First off, here are some photos:
Hello all, I hope you are well during these strange times. Today I have a short review of my impressions of Sailor’s contemporary Naginata Togi Medium nib. I have been using it for the past month or so as a daily writer.
Now, Sailor Naginata Togi nibs and I have a long relationship built upon longing and reluctance. I’ve always wanted one, since getting the chance to try one years ago. They write beautifully, but the prices have been getting a little wild over the last few years. Recently I sold off most of the pens I hadn’t been using, trimming my collection down to a pair of Conid AVDA Phis and an old 146 that I use as a ‘can-I-try-your-pen?’ pen. With the Conids, I have a few Sailor nibs I rotate through, and this NM is the most recent addition to their ranks.
Now, I got the chance to try one of the modern Naginata Togi nibs while living in Barcelona, but I waited until I returned home to Canada to purchase one as the price was ever so slightly better and I had the opportunity to purchase it from Wonderpens—best stationery shop in Canada folks, full stop.
The modern rendition of the grind is spectacular, and a true equal to the originals I‘ve had the pleasure to use.
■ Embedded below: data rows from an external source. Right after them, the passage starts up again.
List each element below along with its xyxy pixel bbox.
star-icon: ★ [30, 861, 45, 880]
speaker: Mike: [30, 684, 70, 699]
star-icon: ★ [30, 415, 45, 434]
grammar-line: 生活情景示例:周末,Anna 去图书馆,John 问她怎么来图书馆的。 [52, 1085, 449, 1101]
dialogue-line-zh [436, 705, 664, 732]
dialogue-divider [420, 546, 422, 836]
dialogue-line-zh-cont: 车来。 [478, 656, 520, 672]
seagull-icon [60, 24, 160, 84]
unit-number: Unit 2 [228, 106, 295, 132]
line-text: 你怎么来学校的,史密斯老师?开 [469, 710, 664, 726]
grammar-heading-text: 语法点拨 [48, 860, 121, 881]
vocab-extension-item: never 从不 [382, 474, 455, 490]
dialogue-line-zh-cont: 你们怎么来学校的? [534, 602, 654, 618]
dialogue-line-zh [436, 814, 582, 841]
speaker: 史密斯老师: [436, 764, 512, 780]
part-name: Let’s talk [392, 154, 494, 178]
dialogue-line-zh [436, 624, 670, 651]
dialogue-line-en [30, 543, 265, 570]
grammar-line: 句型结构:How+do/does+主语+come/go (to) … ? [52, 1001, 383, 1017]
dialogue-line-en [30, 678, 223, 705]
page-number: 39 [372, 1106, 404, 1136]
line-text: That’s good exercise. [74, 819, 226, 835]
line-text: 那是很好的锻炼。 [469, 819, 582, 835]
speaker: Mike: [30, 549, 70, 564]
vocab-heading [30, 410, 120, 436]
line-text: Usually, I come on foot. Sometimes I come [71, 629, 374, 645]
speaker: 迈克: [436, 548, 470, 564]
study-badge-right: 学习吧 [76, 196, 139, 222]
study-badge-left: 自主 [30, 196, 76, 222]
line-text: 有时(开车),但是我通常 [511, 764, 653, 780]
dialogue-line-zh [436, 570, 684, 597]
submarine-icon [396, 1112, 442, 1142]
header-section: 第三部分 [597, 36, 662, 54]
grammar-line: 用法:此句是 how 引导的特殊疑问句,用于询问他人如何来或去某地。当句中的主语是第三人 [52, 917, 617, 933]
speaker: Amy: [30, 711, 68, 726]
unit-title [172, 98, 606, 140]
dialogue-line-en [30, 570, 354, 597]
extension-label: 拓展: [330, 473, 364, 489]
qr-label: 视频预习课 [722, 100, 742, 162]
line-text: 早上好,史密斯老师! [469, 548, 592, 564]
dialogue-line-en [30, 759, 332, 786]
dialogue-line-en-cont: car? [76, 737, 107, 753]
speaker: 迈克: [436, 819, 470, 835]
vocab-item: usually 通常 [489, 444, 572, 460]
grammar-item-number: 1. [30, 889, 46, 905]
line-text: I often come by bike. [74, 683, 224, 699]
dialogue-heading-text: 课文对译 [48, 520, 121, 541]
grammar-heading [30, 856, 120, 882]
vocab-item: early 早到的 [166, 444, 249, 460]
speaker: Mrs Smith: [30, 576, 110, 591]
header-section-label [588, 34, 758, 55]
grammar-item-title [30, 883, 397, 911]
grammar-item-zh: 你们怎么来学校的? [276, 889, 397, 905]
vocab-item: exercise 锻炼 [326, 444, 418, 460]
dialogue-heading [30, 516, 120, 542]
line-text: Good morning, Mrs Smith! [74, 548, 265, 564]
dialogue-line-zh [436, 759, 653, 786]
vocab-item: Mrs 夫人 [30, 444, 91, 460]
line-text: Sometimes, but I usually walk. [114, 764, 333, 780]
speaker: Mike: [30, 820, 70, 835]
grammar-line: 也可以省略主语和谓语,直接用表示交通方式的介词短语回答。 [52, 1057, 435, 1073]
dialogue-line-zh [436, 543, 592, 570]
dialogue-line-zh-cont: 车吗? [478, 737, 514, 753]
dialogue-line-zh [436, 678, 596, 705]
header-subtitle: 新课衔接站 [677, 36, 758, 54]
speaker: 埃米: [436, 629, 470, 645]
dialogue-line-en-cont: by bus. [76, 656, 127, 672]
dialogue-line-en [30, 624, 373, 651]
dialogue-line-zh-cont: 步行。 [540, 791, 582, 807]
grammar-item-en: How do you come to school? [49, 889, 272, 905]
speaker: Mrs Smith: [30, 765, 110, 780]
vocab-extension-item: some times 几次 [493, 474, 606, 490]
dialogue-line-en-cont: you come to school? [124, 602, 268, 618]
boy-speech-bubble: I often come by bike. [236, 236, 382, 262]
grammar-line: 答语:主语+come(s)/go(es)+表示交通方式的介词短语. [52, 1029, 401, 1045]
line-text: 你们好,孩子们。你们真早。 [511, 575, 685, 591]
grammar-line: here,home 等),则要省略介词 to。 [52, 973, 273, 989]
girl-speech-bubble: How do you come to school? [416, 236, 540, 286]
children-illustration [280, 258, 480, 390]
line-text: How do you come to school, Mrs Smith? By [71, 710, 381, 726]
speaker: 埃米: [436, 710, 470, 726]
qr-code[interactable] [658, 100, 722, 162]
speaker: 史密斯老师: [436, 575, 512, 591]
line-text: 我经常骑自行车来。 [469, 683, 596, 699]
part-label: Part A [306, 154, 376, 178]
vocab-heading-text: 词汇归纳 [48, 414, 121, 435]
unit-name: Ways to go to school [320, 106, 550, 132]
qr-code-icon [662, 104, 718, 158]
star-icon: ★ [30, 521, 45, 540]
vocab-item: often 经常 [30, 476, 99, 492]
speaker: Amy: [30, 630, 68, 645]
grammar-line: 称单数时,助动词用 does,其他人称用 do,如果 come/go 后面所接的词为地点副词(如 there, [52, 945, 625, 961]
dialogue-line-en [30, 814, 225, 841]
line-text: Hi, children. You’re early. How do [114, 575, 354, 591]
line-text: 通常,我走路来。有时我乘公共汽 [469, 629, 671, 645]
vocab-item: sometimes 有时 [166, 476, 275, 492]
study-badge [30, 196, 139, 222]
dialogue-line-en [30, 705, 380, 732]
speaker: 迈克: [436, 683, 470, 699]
They write wet, really wet, and I would not have the patience to use one in a Sailor body with their tiny converter, so a Conid was a must for me. The feed does a spectacular job at keeping up, aided I am sure by the sheer volume of ink in the Minimalistica’s reservoirs. The nib performs as advertised, though I should note that the line variation has no practical use in regular western cursive scripts. Personally, I use a higher writing angle to make corrections or small notations. The feel of this nib is unlike any other Sailor nib. The sweet spot is massive, the tunes have some play to them affording some pressure-based variation, and the feedback is unique among Sailors. If a Sailor Fine is a sharp HB pencil lead, and a Sailor Broad is a fairly sharp H or F pencil lead, then the Naginata Togi Medium is a well used B or 2B pencil lead. It sings across the paper without ever feeling scratchy. Run the flat of your finger nail across a teak tabletop, that’s what it feels like. Sonorous, soulful, and spirited, this is a generation nib.
I don’t truly know what else I can say, about the nib or it’s performance. If you have any questions, please feel free to ask away.